Week 16 Progress Report: Plateaus Aren’t Really Flat


Weight Chart

Here are today’s numbers:

Starting Weight:
257.2
Original Target*:
273.8
Adjusted Target:
255.4
Actual Weight:
256.4
Loss/Gain:
– 0.8
Total Loss:
46.2
% of Goal:
33.3%
Avg. Loss/Wk.:
– 2.9
*Original target calculated from a starting weight of 302.6 lbs. and an average loss/wk. of 1.8 lbs.
This last week is hard to describe. There wasn’t a day since Tuesday that I went over-budget; yet on Wednesday, my weight shot up a discouraging 2.6 pounds, wrecking my effort to achieve the May challenge goal of 3% loss.

I’m almost certain that much of the fluctuation depends on how much sleep I’ve gotten when I weigh in, as well as the vagaries of estimating some portions and the calories I’ve consumed. For instance, yesterday I got up at 3:30 am to pick my cousin up from DFW International Airport, so I weighed in shortly thereafter. After taking him to Gainesville, a 1½-hour trip with a 45-minute stop at Cracker Barrel for a 500-calorie breakfast, having consumed my normal travel mug full of coffee (with a little extra at Cracker Barrel), I weighed again for the heck of it when I got back home. The scale told me I had neither lost nor gained anything. I should have expected at least a fractional difference because I was wearing street clothes rather than pajamas. Weird.

(How do you get a 500-calorie breakfast at Cracker Barrel, where carbs and fat abound? Simple: A side of two eggs — I prefer “over medium” — and a side of their Loaded Hashbrown Casserole. A lot of their breakfast entrees are under 550 calories, so long as you don’t get “All the Fixin’s.”)

If you go to New Mexico, you’ll see that plateaus aren’t literally flat any more than Kansas is literally flat. Like Kansas, plateaus generally have so few large plants or trees that you can see for miles, the eye blurring the gentle contours of the land. In fact, the flattest land I’ve seen is the Platte River valley in Nebraska as I-80 west of Grand Island runs parallel to it almost to the Nebraska-Colorado border. But if the slope as you move away from the mountains is so gradual you don’t notice, it’s still downhill.

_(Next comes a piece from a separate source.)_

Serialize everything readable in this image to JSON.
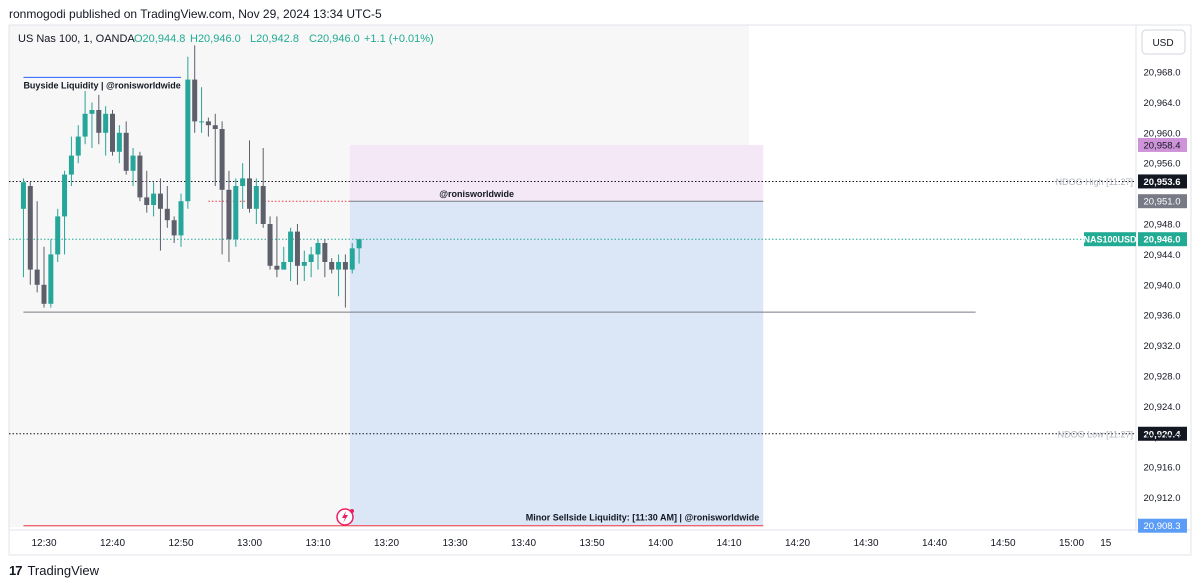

Weight-loss plateaus are like that — at least, they are for me. The larger fact that I’ve lost 46 pounds in almost 4 months hides the subtler fact that there have been many days where my weight went up, that I finished one week almost a pound heavier than I started. There have been days outside of “diet holidays” where my self-control couldn’t stand up against the presence of a beloved food. If you look at my Ticker Factory graph, which is based on daily weights, you can see the upward bumps in an otherwise downward trend.

The point is, the trend is still downward.

Trust the process. Remember, we work with averages and estimates; the food you eat is under no compulsion to be exactly the number of calories you log. But whatever else your body does during plateau periods, it can’t pull fuel out of nowhere. Eat fewer calories than you burn and you’ll lose weight. It’s that simple, if not always that easy. And as your calorie budget shrinks, you change your food choices and eating patterns to fit within the tighter restrictions and/or you get more active to create more room in the budget.

(I’ll admit that exercising in order to eat more is a tail-wagging-the-dog way to think of it. However, many of the dishes we deem “comfort food” I believe were developed when more adults did physically demanding work and children burned calories by playing outdoors.)

So okay, it’ll probably be another week before I hit the 255 mark. The June challenge is to lose 10 lbs. by 6/30, which for me means 246.4 lbs., so I have to lose an average 2.5 lbs./week to hit that target. It’s a stretch; over the last month, I averaged ~1.9 lbs./week, which is just over the rate at which I’d planned to lose in the first place. But it’s not impossible, either. At any rate, I expect to be below 250 by then, which would check off my first major goal.

Even the largest plateau comes to an end sometime.